VCM4: Same file, different virus names
Same file, different virus names
by VirusBuster
Some times you make a request and after receiving it you discover that not all the stuff you requested is there.
Why?
After discarding a mistake of the other trader we must be sure that both traders used the same antivirus definition databases.
What can be wrong if both traders used same databases?
This article pretends to answer this question.

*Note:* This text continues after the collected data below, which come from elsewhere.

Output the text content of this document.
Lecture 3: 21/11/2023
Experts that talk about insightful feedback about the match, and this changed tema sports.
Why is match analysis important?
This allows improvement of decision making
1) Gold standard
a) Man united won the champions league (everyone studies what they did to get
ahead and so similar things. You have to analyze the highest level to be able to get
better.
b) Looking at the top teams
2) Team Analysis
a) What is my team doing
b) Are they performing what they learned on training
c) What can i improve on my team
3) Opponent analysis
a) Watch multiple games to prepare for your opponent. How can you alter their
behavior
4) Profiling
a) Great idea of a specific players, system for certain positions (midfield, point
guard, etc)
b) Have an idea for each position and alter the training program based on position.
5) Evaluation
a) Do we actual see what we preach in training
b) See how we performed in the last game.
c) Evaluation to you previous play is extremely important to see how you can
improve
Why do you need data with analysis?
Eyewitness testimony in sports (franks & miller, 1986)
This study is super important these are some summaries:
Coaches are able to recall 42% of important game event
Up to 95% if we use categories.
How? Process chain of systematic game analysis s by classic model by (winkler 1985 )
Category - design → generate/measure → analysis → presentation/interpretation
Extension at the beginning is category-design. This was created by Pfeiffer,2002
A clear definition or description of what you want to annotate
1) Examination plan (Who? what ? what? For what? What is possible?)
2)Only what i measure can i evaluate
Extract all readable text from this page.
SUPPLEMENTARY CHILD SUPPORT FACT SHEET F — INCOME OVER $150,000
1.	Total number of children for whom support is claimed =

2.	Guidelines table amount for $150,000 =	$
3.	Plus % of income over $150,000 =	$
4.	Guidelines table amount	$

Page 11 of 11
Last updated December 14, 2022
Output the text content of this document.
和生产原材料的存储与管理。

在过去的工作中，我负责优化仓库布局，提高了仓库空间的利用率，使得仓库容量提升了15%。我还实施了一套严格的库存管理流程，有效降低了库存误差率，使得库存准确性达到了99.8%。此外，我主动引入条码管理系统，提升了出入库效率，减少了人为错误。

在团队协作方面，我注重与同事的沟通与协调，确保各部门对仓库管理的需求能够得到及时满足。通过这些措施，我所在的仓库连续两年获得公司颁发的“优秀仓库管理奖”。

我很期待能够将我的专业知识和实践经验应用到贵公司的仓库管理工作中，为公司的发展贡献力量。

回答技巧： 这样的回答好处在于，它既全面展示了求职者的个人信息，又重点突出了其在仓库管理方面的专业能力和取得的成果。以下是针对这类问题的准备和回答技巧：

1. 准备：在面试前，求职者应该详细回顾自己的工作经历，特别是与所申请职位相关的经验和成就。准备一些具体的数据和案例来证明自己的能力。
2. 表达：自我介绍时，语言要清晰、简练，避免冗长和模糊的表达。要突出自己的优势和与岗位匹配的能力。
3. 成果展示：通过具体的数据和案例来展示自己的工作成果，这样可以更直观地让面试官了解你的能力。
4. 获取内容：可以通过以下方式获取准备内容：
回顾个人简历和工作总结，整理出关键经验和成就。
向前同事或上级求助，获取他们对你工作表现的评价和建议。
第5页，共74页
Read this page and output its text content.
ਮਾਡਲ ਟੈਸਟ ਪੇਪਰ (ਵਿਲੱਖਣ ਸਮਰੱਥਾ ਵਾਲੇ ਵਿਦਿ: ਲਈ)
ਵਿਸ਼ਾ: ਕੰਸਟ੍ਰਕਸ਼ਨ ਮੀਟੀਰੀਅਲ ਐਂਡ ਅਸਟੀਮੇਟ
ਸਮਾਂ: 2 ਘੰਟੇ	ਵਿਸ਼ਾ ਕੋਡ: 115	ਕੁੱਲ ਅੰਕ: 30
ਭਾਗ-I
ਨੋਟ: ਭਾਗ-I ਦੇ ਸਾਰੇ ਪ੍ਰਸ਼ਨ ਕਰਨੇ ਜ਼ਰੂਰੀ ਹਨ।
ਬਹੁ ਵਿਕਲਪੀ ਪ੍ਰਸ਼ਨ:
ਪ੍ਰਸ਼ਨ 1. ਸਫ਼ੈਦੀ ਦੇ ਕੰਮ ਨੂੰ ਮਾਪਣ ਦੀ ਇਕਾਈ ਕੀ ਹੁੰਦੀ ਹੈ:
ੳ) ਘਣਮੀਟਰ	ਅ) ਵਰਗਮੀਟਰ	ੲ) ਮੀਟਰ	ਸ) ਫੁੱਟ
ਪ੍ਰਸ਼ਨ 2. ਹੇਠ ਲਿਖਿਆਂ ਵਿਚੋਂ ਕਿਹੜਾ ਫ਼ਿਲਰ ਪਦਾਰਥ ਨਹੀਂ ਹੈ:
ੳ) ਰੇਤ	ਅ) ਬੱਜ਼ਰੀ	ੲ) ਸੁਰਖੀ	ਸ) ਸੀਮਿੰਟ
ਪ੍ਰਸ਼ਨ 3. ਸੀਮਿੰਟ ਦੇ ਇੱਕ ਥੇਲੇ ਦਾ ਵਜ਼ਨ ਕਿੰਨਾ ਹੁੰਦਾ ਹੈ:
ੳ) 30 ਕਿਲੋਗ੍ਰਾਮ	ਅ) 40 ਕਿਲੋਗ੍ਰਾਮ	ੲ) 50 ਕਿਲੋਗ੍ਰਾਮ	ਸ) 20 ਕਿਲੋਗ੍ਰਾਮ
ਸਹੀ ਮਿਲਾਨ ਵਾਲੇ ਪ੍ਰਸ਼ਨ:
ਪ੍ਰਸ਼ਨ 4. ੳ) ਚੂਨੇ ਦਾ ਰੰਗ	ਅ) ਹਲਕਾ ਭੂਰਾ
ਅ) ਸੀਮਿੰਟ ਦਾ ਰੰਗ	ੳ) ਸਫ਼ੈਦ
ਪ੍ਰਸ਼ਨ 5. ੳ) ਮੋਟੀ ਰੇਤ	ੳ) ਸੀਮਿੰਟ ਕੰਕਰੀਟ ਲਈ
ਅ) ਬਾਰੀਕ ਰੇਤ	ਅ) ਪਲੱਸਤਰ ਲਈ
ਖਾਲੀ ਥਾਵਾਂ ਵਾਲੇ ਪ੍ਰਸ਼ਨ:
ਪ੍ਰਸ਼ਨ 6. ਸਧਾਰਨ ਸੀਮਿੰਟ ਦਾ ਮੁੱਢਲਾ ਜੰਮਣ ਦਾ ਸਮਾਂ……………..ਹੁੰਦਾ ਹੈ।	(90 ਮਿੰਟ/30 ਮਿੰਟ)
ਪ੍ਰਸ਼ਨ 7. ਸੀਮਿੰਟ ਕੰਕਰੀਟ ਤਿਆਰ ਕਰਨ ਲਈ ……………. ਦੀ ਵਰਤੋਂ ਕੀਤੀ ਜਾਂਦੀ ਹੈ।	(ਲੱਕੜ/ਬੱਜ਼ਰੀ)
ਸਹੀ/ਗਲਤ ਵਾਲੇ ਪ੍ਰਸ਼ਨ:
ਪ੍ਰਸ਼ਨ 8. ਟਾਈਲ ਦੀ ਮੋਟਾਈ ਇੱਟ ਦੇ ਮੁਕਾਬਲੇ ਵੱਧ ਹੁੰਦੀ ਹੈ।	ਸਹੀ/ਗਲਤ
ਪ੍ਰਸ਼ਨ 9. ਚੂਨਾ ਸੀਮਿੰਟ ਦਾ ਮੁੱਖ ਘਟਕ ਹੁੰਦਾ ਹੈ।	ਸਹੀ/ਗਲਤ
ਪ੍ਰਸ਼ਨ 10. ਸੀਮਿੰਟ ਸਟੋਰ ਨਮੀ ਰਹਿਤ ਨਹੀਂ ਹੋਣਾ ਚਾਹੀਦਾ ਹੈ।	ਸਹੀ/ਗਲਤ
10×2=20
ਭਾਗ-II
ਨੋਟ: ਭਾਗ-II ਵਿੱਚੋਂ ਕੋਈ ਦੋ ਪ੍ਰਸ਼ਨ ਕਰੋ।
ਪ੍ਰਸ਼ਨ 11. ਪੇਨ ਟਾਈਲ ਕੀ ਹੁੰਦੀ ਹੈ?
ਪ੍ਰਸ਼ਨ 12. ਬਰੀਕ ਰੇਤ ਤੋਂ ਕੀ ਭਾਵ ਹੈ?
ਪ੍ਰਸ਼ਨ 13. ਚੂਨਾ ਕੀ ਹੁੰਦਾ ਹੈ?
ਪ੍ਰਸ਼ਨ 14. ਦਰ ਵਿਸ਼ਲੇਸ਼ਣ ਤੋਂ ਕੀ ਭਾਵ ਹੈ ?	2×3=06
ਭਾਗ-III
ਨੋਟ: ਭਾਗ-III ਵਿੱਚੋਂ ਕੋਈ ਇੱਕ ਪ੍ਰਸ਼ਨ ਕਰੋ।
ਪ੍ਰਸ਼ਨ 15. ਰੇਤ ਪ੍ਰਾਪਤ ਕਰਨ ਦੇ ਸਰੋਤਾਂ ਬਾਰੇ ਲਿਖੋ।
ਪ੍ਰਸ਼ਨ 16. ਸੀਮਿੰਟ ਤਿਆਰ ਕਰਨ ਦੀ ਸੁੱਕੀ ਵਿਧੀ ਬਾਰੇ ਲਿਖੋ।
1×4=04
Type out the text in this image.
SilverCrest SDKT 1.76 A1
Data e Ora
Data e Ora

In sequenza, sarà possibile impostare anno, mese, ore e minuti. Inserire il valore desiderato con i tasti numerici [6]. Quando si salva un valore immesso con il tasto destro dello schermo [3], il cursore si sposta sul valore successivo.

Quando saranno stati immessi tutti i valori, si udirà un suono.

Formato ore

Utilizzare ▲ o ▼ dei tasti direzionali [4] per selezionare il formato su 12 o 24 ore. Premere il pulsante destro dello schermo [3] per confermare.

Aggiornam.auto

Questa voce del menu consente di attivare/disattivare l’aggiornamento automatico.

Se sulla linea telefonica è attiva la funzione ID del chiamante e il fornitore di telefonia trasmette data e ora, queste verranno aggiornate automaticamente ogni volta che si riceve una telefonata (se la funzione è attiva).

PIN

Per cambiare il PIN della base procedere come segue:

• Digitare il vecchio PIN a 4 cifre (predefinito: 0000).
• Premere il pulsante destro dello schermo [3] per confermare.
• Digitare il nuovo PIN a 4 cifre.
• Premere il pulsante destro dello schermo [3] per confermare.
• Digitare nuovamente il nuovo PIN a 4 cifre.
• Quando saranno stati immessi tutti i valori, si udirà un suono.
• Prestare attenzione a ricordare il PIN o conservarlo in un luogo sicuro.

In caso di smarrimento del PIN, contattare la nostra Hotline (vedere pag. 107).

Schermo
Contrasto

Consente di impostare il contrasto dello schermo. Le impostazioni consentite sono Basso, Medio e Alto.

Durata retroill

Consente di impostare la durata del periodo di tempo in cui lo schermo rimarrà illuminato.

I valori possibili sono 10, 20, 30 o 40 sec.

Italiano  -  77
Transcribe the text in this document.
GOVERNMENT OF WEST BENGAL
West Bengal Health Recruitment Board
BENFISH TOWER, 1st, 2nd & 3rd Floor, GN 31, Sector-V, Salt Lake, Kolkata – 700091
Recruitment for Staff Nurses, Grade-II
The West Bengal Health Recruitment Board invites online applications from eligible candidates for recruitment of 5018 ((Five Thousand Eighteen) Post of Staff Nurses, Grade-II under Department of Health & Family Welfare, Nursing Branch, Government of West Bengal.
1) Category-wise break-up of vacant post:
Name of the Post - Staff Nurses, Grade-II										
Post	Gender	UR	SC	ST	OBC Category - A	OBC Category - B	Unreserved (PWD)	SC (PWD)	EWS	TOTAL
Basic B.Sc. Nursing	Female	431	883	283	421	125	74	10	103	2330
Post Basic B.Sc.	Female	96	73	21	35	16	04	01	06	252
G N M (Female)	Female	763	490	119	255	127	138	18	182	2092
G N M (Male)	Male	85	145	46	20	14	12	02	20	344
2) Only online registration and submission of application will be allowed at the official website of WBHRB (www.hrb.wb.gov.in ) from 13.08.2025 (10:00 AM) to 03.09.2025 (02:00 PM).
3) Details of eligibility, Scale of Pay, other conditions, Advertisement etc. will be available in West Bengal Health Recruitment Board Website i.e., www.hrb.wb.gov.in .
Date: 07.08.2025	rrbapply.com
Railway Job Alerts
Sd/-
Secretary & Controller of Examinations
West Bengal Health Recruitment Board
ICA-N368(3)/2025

Some antivirus, as F-Prot or Nod32, identify with different virus names the same file depending of its extension. The antivirus even can miss (not detect at all) a virus depending of the extension of the file.
It happens that also depending of the file name the file is detected by a name or other. An example of this for Kaspersky Antivirus is:
not-a-virus:RiskWare.FTP.Serv-U.23.b
Also it is possible that the file is not detected at all depending of the file name.
The same file can be detected with different virus names depending of the version of the antivirus. Example of this are the scans done with:
AVPDOS32 3.0 build 133
AVPDOS32 3.0 build 135
KAVDOS32 4.0.0.0
Something similar happens depending of the command line used to scan:
AVP32 /S /W /Q
AVP32 /S /W /Q /redundant
KAVDOS32 /S /Y /* /M /B /P /H /V
KAVDOS32 /S /Y /* /M /B /P /H /V /U
KAVDOS32 /S /Y /* /M /B /P /H
So you must check all these things when something goes wrong with your request.